29 active users, 3 moderate and 1 low user.
24 users tracked sleep patterns, but they were not consistent.
8 active users that consistently keep track of their daily activities (sleep, walk) and weight.
This finding shows that users needed to be more consistent in tracking their activity.
8 users key in their weight, and it shows:
1 user= obesity (User ID: 1927972279)
3 users= with healthy weight (User ID: 6962181067, 1503960366, 2873212765)
4 users= overweight (User ID: 4319703577, 4558609924, 5577150313, 8877689391 )
It is presumed that the more weight, the more sleep individuals need. However, in this study, the individual weight does not reflect the amount of sleep.
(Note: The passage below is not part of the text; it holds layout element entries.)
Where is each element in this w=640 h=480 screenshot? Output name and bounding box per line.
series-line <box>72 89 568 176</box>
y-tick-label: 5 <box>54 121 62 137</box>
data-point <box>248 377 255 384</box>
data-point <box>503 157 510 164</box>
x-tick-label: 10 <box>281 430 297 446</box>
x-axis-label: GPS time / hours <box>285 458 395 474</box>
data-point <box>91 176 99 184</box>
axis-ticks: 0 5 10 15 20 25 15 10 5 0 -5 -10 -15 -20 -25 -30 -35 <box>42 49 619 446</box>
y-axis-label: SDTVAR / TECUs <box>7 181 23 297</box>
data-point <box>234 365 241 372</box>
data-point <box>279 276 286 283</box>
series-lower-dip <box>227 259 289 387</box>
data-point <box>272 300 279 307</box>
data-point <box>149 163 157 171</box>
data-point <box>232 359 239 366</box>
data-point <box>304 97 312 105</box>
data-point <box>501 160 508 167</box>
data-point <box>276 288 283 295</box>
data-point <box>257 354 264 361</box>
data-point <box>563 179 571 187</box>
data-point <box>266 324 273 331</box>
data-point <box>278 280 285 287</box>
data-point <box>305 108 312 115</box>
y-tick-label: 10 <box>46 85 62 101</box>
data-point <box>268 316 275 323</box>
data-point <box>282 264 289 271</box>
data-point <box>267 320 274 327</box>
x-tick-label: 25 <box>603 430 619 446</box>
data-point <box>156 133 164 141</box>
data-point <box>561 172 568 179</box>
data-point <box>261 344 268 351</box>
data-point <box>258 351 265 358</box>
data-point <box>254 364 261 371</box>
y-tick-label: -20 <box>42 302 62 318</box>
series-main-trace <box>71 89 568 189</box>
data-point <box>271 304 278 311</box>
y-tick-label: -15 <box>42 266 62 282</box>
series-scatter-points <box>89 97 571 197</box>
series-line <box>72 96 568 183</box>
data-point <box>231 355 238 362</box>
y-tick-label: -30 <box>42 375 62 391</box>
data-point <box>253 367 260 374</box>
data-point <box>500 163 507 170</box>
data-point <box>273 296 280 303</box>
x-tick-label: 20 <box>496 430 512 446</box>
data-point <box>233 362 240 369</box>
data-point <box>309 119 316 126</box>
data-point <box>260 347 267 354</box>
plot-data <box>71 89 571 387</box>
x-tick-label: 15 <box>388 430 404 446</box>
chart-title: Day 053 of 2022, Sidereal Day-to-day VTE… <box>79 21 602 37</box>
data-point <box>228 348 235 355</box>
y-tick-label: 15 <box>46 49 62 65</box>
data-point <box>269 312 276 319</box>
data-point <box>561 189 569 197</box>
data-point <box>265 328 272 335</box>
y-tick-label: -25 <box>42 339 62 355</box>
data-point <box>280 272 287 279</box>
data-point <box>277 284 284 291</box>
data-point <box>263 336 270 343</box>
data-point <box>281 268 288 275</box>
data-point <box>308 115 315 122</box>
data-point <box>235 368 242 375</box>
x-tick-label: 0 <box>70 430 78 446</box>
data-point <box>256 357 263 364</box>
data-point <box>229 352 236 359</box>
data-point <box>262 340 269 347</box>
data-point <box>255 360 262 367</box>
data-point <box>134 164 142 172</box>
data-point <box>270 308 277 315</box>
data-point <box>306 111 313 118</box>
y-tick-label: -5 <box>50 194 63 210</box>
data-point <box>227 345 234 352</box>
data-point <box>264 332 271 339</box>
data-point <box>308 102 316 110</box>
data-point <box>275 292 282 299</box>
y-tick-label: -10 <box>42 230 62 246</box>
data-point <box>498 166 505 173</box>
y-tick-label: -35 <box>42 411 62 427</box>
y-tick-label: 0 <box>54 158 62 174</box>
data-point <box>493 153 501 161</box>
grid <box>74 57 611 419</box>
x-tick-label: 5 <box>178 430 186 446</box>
10,000 steps are recommended for daily steps, which could burn 300-400 calories. However, 18 users in the Light Active category achieve less than 10000 steps. 8 users in the Sedentary category complete less than 5000 steps. Results show that individuals with less weight performed more daily steps than those with more weight.
There is a relation between daily steps, calories and weight per individual. For instance, the more steps you have then, the more calorie you burn.
Others suggestion: * To improve the data sizes and data types. For instance, provide profile of individual such as age, marital status and occupation. This information could help Bellabeat custom activity or features to the selected users.